Ki lui pressa l’épaule et puis referma soigneusement les rideaux du lit.

Tobin l’écouta sortir et s’éloigner. Il demeura allongé sans bouger, attentif seulement aux sensations bizarres qui lui travaillaient le ventre. De quoi pouvait-il s’agir ? La douleur était à présent moins aiguë, elle lui faisait l’effet d’aller et venir par vagues et lui rappelait le flux et le reflux de la mer sur la grève. Tandis que la souffrance s’estompait, il prit conscience que se produisait une nouvelle sensation, plus déconcertante, dans son sillage. Il se leva, s’assura qu’il n’y avait personne dans la chambre ou dans le cagibi puis, s’enveloppant étroitement dans le rideau, il délaça ses culottes et les repoussant jusqu’à ses pieds, découvrit une petite tache humide à la jointure de ses jambes. Il la contempla, d’autant plus stupéfait qu’il savait pertinemment ne s’être pas souillé.

Frère était de nouveau avec lui, tout yeux. « Va-t’en », chuchota Tobin d’une voix faiblarde et tremblante, mais Frère demeura là. « Sang, mon sang

… » Il n’alla pas plus loin, la gorge serrée par la peur, tout en réfléchissant à l’emplacement de la maudite tache. D’une main fébrile, il tâtonna pardessous ses parties, si menues encore et totalement dépourvues de poils, contrairement à celles des autres Compagnons. Au sein des rides de la peau des bourses, il sentit comme une petite flaque humide et gluante et, affolé, examina le bout de ses doigts; si peu qu’il y eût de lumière, il était impossible de s’y méprendre, c’était du sang. La peur l’empêcha presque de respirer quand il renouvela l’expérience, cherchant désespérément cette fois quelque blessure, quelque plaie.

La peau était intacte. Le sang suintait au travers comme de la rosée.

« Oh, dieux ! » Cette fois, il savait de quoi il s’agissait.

La peste. La rouge-et-noir.

Toutes les pitreries qu’il avait vu représenter au coin des rues lui revinrent d’un coup en mémoire, ainsi que les histoires que les garçons colportaient au coin de la cheminée. Vous commenciez par saigner à travers la peau, puis d’énormes plaies noires se mettaient à vous boursoufler les aisselles et l’aine. À la fin, vous creviez tellement de soif que vous vous traîniez en rampant jusqu’au caniveau pour en laper les immondices, et vous finissiez par mourir en vomissant le peu qu’il vous restait de sang.

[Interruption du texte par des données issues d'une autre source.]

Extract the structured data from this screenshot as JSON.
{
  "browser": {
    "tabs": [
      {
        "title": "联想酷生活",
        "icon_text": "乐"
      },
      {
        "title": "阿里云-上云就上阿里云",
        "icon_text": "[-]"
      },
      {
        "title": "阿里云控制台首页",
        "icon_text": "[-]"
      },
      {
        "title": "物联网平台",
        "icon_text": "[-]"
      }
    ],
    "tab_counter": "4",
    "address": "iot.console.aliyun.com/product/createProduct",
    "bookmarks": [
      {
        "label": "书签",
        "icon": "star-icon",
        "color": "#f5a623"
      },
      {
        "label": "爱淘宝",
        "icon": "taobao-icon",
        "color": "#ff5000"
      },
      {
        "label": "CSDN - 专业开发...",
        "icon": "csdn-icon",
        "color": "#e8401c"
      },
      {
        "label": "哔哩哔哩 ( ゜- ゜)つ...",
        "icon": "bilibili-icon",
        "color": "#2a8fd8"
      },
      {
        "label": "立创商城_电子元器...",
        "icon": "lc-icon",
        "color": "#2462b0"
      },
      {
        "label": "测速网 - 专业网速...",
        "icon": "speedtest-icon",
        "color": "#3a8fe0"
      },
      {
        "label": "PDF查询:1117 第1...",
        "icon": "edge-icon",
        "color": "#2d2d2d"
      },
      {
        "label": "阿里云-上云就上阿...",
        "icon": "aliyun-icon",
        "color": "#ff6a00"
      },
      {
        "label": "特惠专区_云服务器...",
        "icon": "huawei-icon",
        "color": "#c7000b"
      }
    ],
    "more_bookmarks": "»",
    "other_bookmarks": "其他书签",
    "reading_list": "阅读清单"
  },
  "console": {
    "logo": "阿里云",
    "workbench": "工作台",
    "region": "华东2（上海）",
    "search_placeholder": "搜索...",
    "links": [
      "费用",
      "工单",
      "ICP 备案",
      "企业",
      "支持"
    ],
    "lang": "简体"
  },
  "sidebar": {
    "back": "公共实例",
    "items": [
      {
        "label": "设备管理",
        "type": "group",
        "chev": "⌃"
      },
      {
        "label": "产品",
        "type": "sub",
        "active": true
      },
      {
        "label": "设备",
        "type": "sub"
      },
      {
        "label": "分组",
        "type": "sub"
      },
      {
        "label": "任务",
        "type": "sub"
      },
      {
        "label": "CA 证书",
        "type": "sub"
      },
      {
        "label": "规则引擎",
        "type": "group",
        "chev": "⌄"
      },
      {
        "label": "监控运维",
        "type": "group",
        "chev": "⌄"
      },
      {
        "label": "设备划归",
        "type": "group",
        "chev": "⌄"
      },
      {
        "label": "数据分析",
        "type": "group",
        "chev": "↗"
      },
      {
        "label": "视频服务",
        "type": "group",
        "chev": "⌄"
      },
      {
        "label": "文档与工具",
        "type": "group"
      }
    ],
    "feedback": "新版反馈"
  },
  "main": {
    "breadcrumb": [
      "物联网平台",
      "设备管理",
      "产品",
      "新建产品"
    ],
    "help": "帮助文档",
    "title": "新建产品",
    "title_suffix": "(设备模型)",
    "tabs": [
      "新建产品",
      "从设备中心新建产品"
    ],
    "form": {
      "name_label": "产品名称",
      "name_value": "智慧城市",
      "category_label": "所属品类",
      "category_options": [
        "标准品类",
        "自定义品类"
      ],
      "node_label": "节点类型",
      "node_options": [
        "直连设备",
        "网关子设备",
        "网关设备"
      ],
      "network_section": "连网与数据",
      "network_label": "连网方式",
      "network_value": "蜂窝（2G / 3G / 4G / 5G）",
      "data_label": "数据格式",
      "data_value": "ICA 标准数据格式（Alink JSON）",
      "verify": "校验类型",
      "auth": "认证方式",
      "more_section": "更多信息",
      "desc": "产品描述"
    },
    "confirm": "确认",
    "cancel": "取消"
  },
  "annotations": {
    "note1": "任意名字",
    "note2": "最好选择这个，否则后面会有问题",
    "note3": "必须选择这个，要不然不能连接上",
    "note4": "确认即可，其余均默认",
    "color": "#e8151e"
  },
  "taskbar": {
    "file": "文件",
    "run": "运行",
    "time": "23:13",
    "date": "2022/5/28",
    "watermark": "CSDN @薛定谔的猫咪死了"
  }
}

Sur les talons de cette vision d’enfer lui revinrent les mots de Lhel. Tu voir sang ? tu venir voir me. Ici. Il s’était bel et bien agi d’une vision, en définitive …

« Qu’est-ce que je fais, maintenant ? » chuchota-t-il à l’intention de Frère. Mais il connaissait déjà la réponse.

Pas dire personne, surtout. Tu aimer ton ami, tu pas dire lui, l’avait bien prévenu la sorcière.

Il ne fallait pas avertir Ki. Ni Tharin. Ni n’importe quel autre des êtres qu’il aimait. Ils voudraient tous le secourir, et eux aussi, à leur tour, contracteraient la peste.

Il jeta un long regard sur le lit qu’il avait partagé avec Ki. Son ami ne se trouvait-il pas déjà contaminé par sa faute ?

Tu aimer ton ami, tu pas dire lui.

Il se tortilla pour remonter ses culottes et les renouer puis descendit du lit. Jamais Ki n’accepterait de le laisser s’en aller tout seul. Pas plus que ne le lui permettraient lord Orun ni Porion ni Tharin ni quiconque d’autre. Il trouva sa tunique et l’enfila bien vite, avant que la douleur ne revienne lui fouailler les tripes avec ses griffes rougies à blanc, l’obligeant à grincer des dents et à se plier en deux. La bague et le sceau tintèrent contre sa poitrine dans l’échancrure de sa chemise. Il les en retira et les étreignit comme des talismans, tant il se sentait éperdument seul. Il lui fallait aller rejoindre Lhel coûte que coûte.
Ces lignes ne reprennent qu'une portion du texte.